In 1863, the province was described in The Illustrated London News as "one of the principal grazing districts in the colony; it possesses abundance of fine agricultural land, and has a climate proverbially mild and healthy." The article goes on to estimate the population at 3,600 Maori and 2,600 settlers.

The system of provincial government was abolished in 1876.

==Area==
The Crown initially bought two blocks of land: 279000 acre at Waipukurau, and 265000 acre at Ahuriri. By 1856, 30 sheep stations existed in Hawke's Bay, located mainly on those two blocks of land. Donald McLean organised further land purchases.
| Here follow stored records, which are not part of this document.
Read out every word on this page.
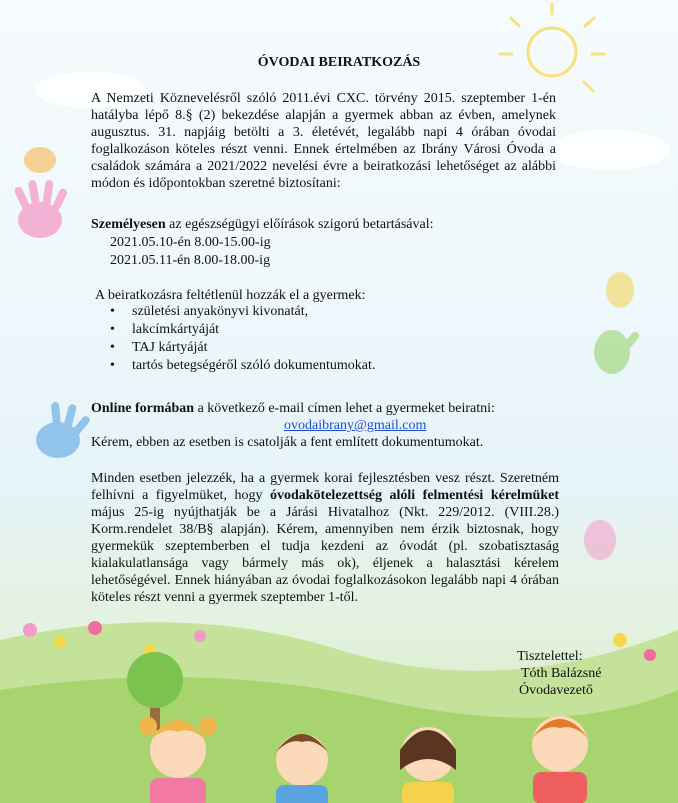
ÓVODAI BEIRATKOZÁS

A Nemzeti Köznevelésről szóló 2011.évi CXC. törvény 2015. szeptember 1-én hatályba lépő 8.§ (2) bekezdése alapján a gyermek abban az évben, amelynek augusztus. 31. napjáig betölti a 3. életévét, legalább napi 4 órában óvodai foglalkozáson köteles részt venni. Ennek értelmében az Ibrány Városi Óvoda a családok számára a 2021/2022 nevelési évre a beiratkozási lehetőséget az alábbi módon és időpontokban szeretné biztosítani:

Személyesen az egészségügyi előírások szigorú betartásával:
2021.05.10-én 8.00-15.00-ig
2021.05.11-én 8.00-18.00-ig
A beiratkozásra feltétlenül hozzák el a gyermek:
• születési anyakönyvi kivonatát,
• lakcímkártyáját
• TAJ kártyáját
• tartós betegségéről szóló dokumentumokat.
Online formában a következő e-mail címen lehet a gyermeket beiratni:
ovodaibrany@gmail.com
Kérem, ebben az esetben is csatolják a fent említett dokumentumokat.

Minden esetben jelezzék, ha a gyermek korai fejlesztésben vesz részt. Szeretném felhívni a figyelmüket, hogy óvodakötelezettség alóli felmentési kérelmüket május 25-ig nyújthatják be a Járási Hivatalhoz (Nkt. 229/2012. (VIII.28.) Korm.rendelet 38/B§ alapján). Kérem, amennyiben nem érzik biztosnak, hogy gyermekük szeptemberben el tudja kezdeni az óvodát (pl. szobatisztaság kialakulatlansága vagy bármely más ok), éljenek a halasztási kérelem lehetőségével. Ennek hiányában az óvodai foglalkozásokon legalább napi 4 órában köteles részt venni a gyermek szeptember 1-től.

Tisztelettel:
Tóth Balázsné
Óvodavezető
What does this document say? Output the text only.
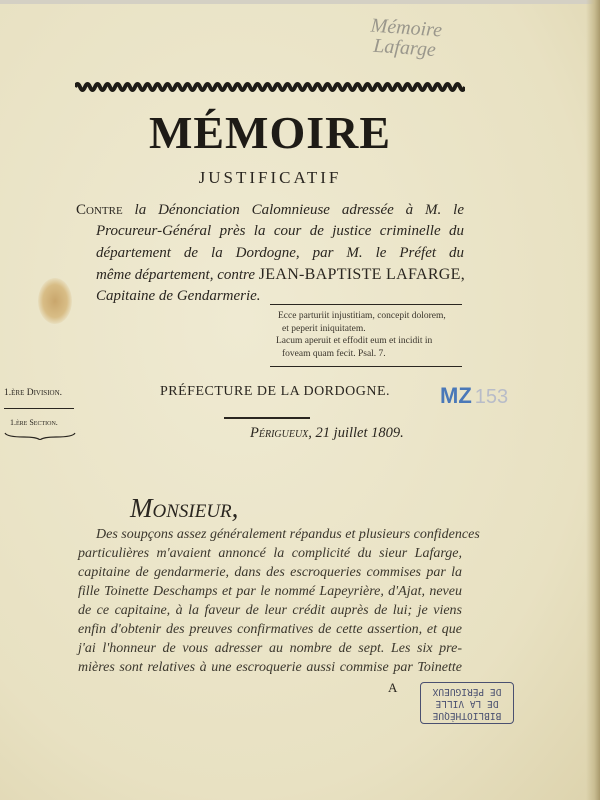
Mémoire
Lafarge
MÉMOIRE
JUSTIFICATIF
Contre la Dénonciation Calomnieuse adressée à M. le
Procureur-Général près la cour de justice criminelle du
département de la Dordogne, par M. le Préfet du
même département, contre JEAN-BAPTISTE LAFARGE,
Capitaine de Gendarmerie.
Ecce parturiit injustitiam, concepit dolorem,
et peperit iniquitatem.
Lacum aperuit et effodit eum et incidit in
foveam quam fecit. Psal. 7.
1.ère Division.
1.ère Section.
PRÉFECTURE DE LA DORDOGNE. MZ 153
Périgueux, 21 juillet 1809.
Monsieur,
Des soupçons assez généralement répandus et plusieurs confidences
particulières m'avaient annoncé la complicité du sieur Lafarge,
capitaine de gendarmerie, dans des escroqueries commises par la
fille Toinette Deschamps et par le nommé Lapeyrière, d'Ajat, neveu
de ce capitaine, à la faveur de leur crédit auprès de lui; je viens
enfin d'obtenir des preuves confirmatives de cette assertion, et que
j'ai l'honneur de vous adresser au nombre de sept. Les six pre-
mières sont relatives à une escroquerie aussi commise par Toinette
A
BIBLIOTHÈQUE
DE LA VILLE
DE PÉRIGUEUX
The capital of the province was Napier.

==Anniversary day==
New Zealand law provides an anniversary day for each province. Hawke's Bay Province was founded on 1 November 1858.

==Superintendents==

The Hawke's Bay Province had four Superintendents:

| No. | from | to | Superintendent |
|---|---|---|---|
| 1 | 23 April 1859 | Mar 1861 | Thomas Henry Fitzgerald |
| 2 | 8 April 1861 | 5 December 1862 | John Chilton Lambton Carter |
| 3 | 26 February 1863 | 23 September 1869 | Donald McLean |
| 4 | 24 September 1869 | 1 January 1877 | John Davies Ormond |

==Legislation==
There is no surviving legislation from the Hawke's Bay Provincial Council.